Purple Pilgrims are the duo of sisters Valentine and Clementine Nixon, the pair have recently released their second record, Perfumed Earth, a collection of tracks they refer to as, “something of a rebirth”. As with their debut album, the record was put together in the wooded sanctuary of a studio in the wilds of Tapu, in their home country, New Zealand.
Perfumed Earth feels both a natural progression for Purple Pilgrims’ sound, and like a bold step forward, enlisting the help of what they describe as, “a very modern/mobile band”, they combined live records with over-dubs, transported in, often from entirely different locations. The resultant sound still has the sisters distinct entwined vocals, and modern re-imaginging of folk music, yet now they sound more defined; the moments of enchanted pop music sound brighter, the more textural, experimental tracks sound richer, more nuanced, braver than ever before. Throughout they create technicolor tapestries of sound, musical vistas to explore and get lost in.
Today following the album’s release, Valentine and Clementine answer our questions discussing their take on folk music, signing to Flying Nun and the pros and cons of living off the grid.
FTR: For those who don’t know, who are Purple Pilgrims?
Sisters, home producers, jack of all trades, masters of some.
FTR: Your new album, Perfumed Earth, is out next month, what can you tell us about recording it?
We recorded Perfumed Earth at our home in an isolated valley on the very edge of complete wilderness. We’re quite insular in our recoding process so the isolation suits us and our music.
FTR: It’s been a few years since your debut, what did you do differently compared to Eternal Delight?
The absence was spent enjoying living off the grid, gardening and the like. Life without cellphone coverage is much more fluid, so the gap wasn’t something we were overly aware of. We mixed the album with our friend Tom at his studio in Mt. Eden Auckland, where we had access to a host of beautiful vintage tape machines for processing – a first for us and quite a treat.
FTR: The album’s coming out via Flying Nun Records, how did that come about? Are you a fan of the labels output?
It came about really naturally. Some of our favourite music exists in the Flying Nun back catalogue.
FTR: We read your music described as, “folks songs played on synthesised instruments” why did you want to stray away from more traditional instrumentation?
The idea of folk music as an ancient means of story-telling is something we’ve always been really interested in, we relate to that style of writing. In terms of instrumentation our main aim is to tell a story in the most descriptive way possible, and at this time in history with technology so readily available, the palette of sound has potential to be vast, we love to make the most of that.
FTR: What are the pros and cons of being in a band with your sister?
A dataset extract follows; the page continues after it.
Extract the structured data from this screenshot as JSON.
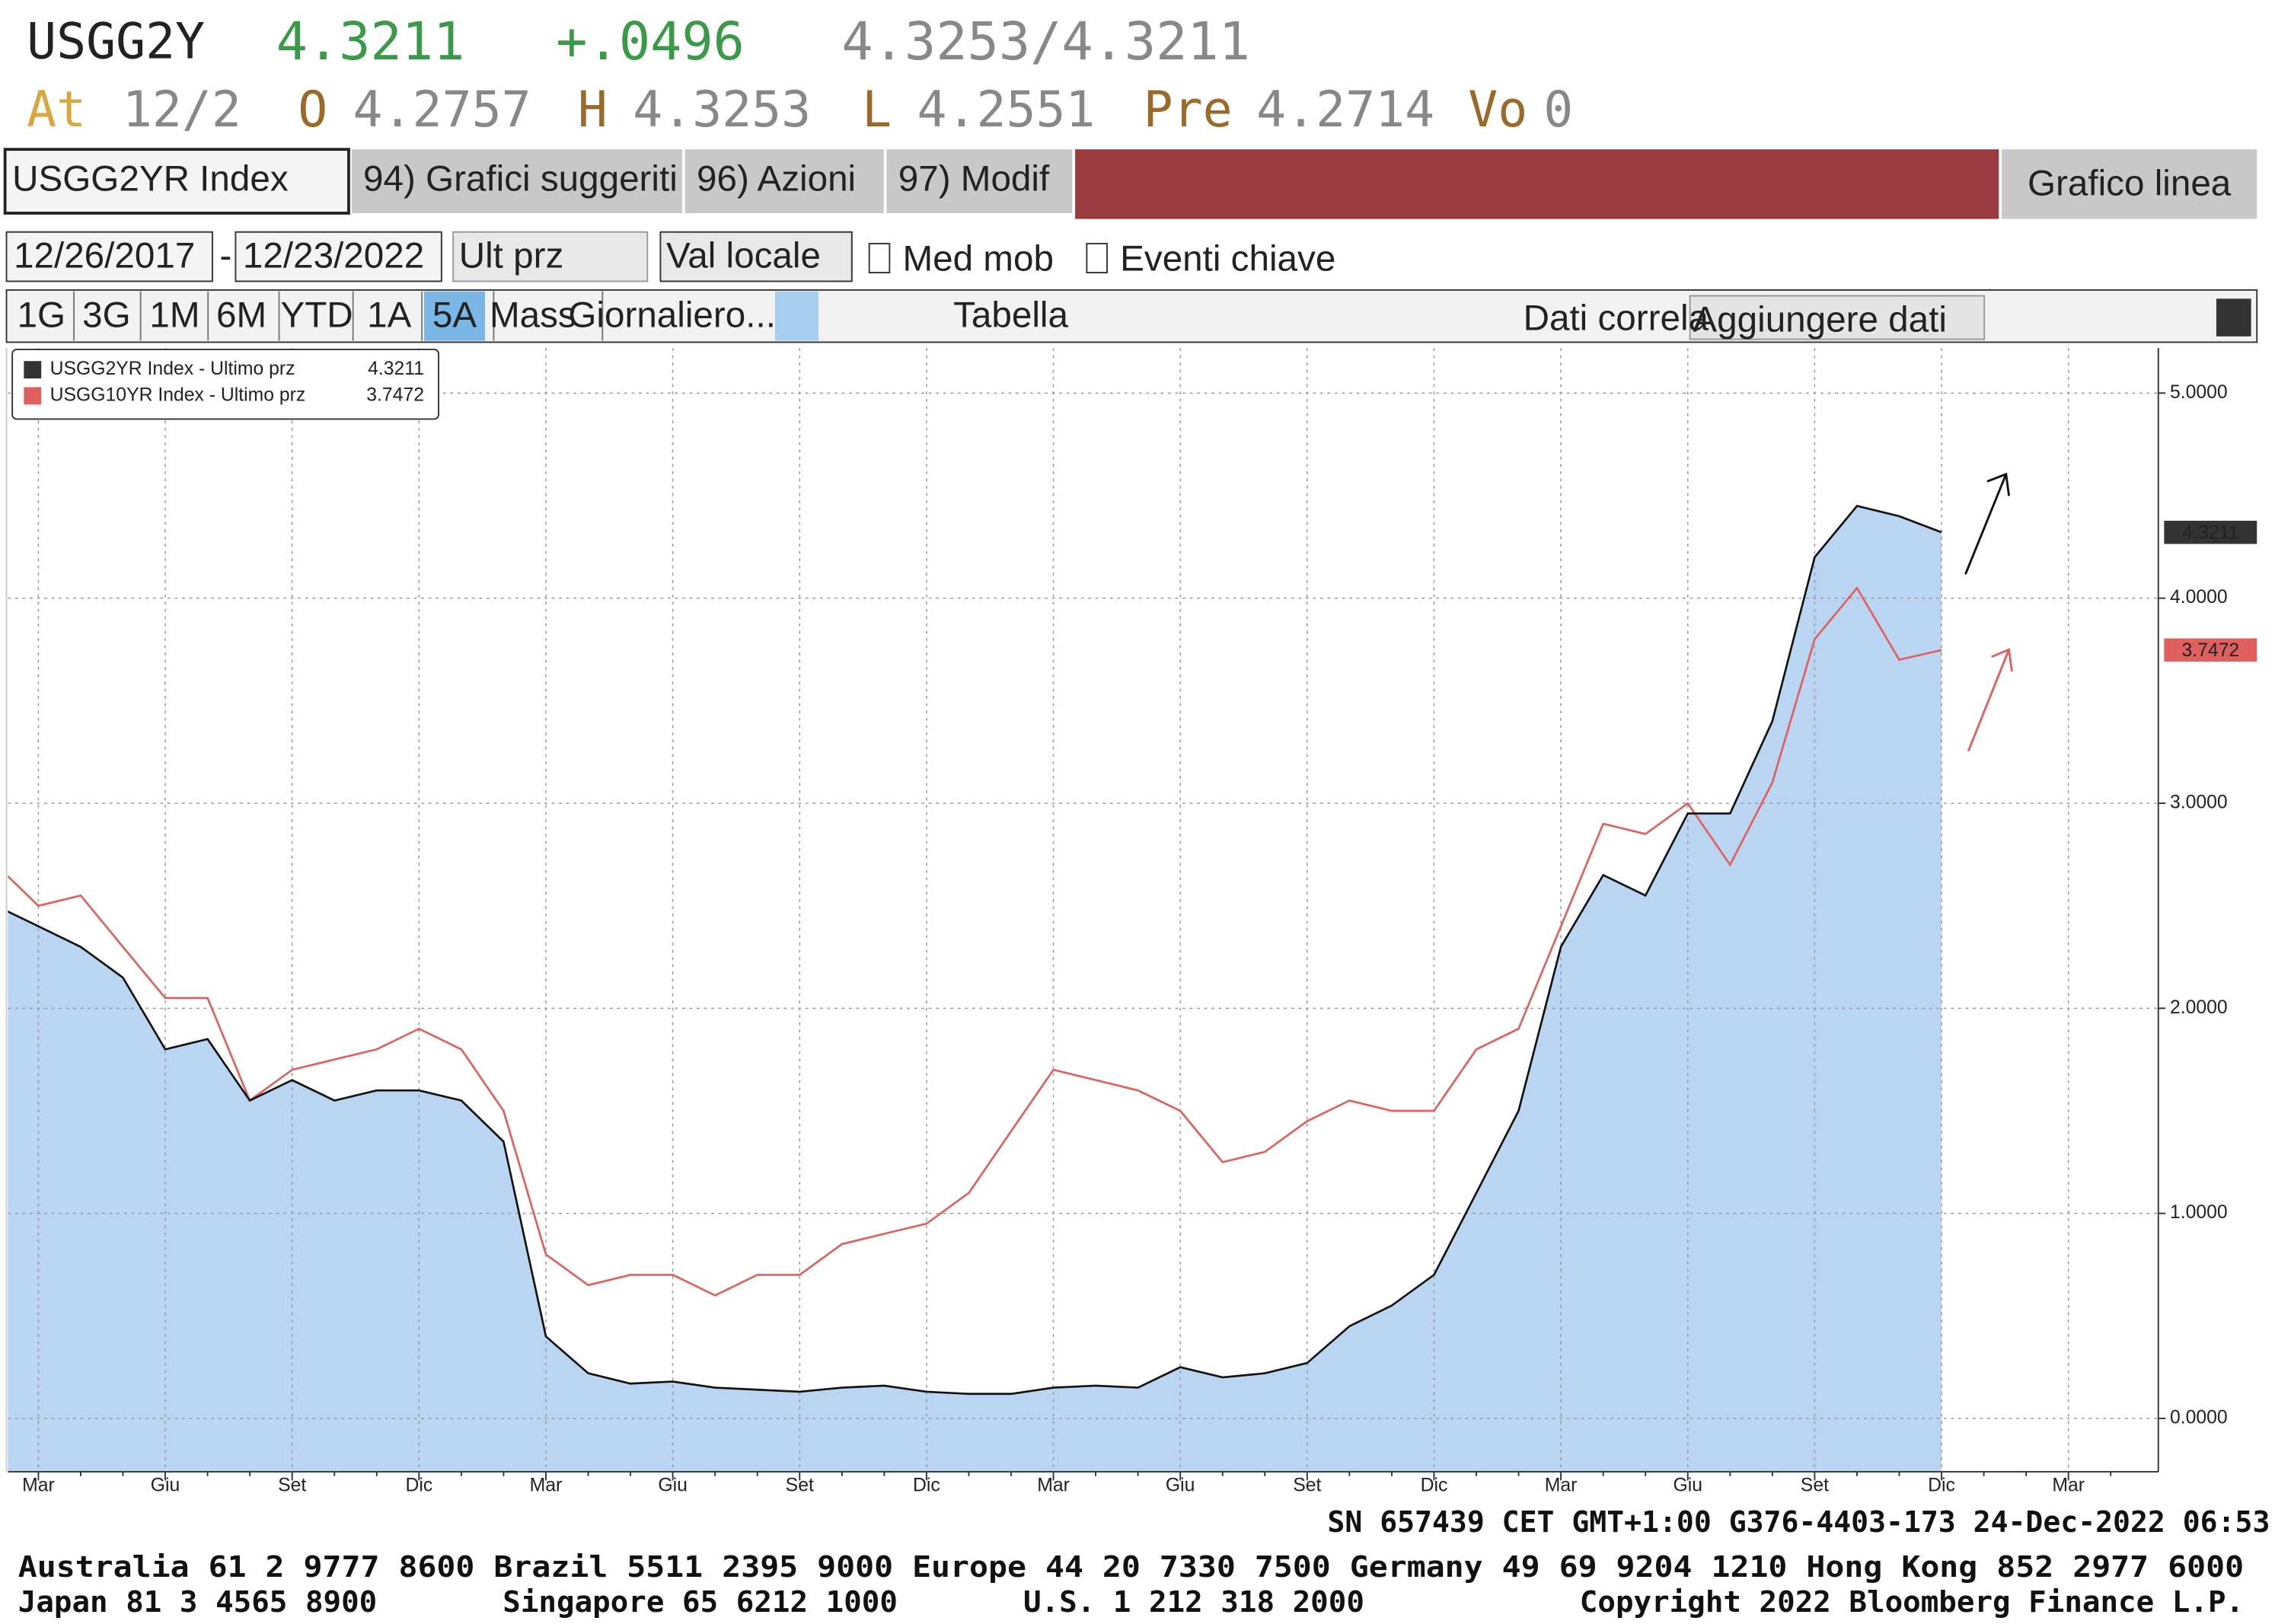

We know what the other is thinking without having to verbalise anything, we can also fight viciously with an assurance that we’ll never break up! We haven’t discovered the cons as of yet.
FTR: What track on the record are you most proud of?
We really think of the album as a body of work, not favouring one part over another.
FTR: There’s a lot more collaborators on this record, were you conscious of trying to do something different with this record?
We’re always interested in trying out new ways of making music, but have always been really self-sufficient with recording. Letting a few friends in (mostly via the internet, from far and wide) to weave through additional layers, ended up feeling very natural to us.
FTR: How is the current music scene in New Zealand? Are there other bands coming through we should be looking out for?
Kraus is wonderful, we’d suggest looking out for Kraus.
FTR: What are your aspirations for this record?
We’d be grateful with knowing it made some people feel something. An emotional reaction of any kind is what we aim for.
FTR: Why do you make music?
Our family have been folk musicians going back generations (a huge part of their culture as Scottish Travellers/Romani), our granddad was a songwriter in London in the 1960s and was constantly singing/playing piano. We think being around so much music at a young age has made it quite second nature to us.
FTR: What can people expect from the Purple Pilgrims live show?
FTR: What’s next for Purple Pilgrims?
Perfumed Earth will be out in the world soon and we’ll begin touring again before the forest decides to keep us forever.